We suppose $750 can be very useful in our average day-to-day expenses.
Factor #5: Stock Market Windfalls
If you have been following the stock market, or an active investor yourself, especially on the tech sector, you may have seen unbelievable gains unheard of even during the Great Depression times!
Who ain’t smiling when Covid-19 made you the 2nd-richest in the world?
Those who hung on to stocks like Tesla and Zoom would have experienced astronomical gains in their portfolio value, like this $TSLA-naire guy who has been a diehard fan of Tesla for a long time.
Then you have gutsy people like these who stretch their loans extensively to “Go-Big-Or-Go-Home”.
Now you may be taking a step back…
“Why invest in properties when I can do way better in stocks?”
We are no experts in the stock market, but over there, there isn’t as many regulations as we have in our local property market.
While stocks have the potential shoot towards the stratosphere, they also have the potential to go other way, crashing back to penny stocks level if market sentiments go in the opposite directions.

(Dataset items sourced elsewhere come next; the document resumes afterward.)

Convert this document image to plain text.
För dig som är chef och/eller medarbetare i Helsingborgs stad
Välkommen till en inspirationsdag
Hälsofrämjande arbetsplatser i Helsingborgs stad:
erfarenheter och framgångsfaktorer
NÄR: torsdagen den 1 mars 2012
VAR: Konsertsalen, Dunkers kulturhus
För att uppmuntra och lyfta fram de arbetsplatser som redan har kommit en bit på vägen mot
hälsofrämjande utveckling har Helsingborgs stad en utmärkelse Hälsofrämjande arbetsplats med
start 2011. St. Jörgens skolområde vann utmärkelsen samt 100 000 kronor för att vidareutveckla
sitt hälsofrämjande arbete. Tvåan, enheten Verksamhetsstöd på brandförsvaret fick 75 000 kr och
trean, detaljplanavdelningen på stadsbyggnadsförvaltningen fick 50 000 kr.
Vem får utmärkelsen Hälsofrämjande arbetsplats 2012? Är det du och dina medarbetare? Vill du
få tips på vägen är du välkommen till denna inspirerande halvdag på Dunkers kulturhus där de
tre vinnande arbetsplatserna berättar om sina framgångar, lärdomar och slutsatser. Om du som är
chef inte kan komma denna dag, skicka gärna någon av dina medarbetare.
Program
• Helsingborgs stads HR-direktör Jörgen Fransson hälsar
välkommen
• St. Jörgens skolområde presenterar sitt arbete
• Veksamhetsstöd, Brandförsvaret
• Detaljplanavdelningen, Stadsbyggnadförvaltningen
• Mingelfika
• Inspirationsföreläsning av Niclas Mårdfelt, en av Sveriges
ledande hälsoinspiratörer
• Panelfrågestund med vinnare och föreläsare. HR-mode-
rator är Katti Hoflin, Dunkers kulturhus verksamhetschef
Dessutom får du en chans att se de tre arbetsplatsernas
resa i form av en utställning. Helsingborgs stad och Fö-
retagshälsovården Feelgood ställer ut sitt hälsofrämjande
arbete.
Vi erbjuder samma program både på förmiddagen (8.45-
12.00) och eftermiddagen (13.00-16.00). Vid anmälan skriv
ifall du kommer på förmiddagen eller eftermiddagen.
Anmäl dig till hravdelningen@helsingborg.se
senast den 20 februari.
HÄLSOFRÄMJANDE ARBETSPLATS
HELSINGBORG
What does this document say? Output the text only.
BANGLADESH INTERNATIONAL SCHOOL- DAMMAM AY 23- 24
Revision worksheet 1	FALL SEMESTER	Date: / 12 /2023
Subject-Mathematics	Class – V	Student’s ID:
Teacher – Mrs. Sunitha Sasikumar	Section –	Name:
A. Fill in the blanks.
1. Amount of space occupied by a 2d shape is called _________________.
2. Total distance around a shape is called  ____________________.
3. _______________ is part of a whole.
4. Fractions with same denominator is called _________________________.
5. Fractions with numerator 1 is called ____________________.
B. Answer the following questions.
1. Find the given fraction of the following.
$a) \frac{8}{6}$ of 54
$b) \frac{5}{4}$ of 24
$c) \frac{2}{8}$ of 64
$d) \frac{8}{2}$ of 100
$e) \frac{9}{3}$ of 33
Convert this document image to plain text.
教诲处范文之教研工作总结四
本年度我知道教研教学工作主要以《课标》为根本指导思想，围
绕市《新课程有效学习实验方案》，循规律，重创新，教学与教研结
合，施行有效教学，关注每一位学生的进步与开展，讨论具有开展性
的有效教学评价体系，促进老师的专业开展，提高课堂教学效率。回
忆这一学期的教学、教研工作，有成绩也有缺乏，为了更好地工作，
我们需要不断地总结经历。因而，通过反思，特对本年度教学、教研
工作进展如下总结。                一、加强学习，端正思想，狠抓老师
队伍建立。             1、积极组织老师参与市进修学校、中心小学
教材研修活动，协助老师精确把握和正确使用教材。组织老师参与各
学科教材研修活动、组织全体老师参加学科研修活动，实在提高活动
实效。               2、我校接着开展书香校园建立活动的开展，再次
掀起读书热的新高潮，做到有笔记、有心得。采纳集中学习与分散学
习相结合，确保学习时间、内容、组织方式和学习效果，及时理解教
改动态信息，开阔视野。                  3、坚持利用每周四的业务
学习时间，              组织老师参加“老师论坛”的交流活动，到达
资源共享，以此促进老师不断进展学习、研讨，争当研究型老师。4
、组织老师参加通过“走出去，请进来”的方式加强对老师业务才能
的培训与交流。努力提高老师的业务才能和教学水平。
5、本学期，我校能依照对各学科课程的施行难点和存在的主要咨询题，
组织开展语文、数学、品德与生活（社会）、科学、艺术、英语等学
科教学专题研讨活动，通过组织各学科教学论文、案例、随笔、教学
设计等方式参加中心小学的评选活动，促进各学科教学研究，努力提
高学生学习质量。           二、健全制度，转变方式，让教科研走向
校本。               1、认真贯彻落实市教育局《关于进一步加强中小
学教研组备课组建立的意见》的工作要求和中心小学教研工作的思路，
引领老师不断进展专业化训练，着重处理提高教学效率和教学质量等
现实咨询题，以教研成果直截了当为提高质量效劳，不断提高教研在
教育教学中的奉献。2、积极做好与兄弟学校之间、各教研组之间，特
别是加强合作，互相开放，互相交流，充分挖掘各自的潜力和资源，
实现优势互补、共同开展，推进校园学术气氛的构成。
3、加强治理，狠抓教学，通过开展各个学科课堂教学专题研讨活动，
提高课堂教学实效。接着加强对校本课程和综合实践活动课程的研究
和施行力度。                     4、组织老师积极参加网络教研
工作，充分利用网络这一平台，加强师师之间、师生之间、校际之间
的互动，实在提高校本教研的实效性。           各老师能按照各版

On the other hand, in the Singapore property market, it is unlikely that we will see prices crash drastically, especially now that we have seen how the Singapore Government handled the situation during our worst-ever recession.
In addition, the high leverage made possible by 25% downpayment scheme, along with high market stability, makes it a perennial favourite of many people in and outside of Singapore.
After all, how many people will have the guts to invest hundreds of thousands of dollars towards the stock market for a mid-term outlook?
At the same time, will more choose to park their a large chunk of their savings in a local residential property or the stock market?
As such, this might have explained how our real estate market is still seeing an influx of New Launch buyers during recent times, as successful stock market investors are possibly looking to park their tremendous stock gains in properties as a safe heaven, amidst concerns of an overly -inflated “tech-stocks bubble”.
In this Covid-19 crisis, we have seen the effects of:
- Cooling Measures
- Government Relief
- Developers’ Sensitive Pricing
- Low Interest Rates
- Well-Funded Investors
With all these factors stabilizing the market even during an economic crisis that effectively shut down many of our industries for a few months, it is hard to imagine something worse that can happen to actually trigger an even greater collapse in property prices.
Shrewd investors would be able recognize opportunities in times of crisis and act with logical thinking, instead of just following the crowd sentiment.
After all, the most well-known investor in the world always preaches…
However, this does not mean any property in the market is suitable to park your hard-earned money in.
The Singapore real estate market is not the same as it was previously before all the major cooling measures kicked in.
There are many properties out there, new or old, but not all are suitable for your actual needs in the long run.
Before acting on the information provided in this article, it is always best to engage and seek the opinion of a trusted and well-researched professional, as well as performing your own fair share of due diligence!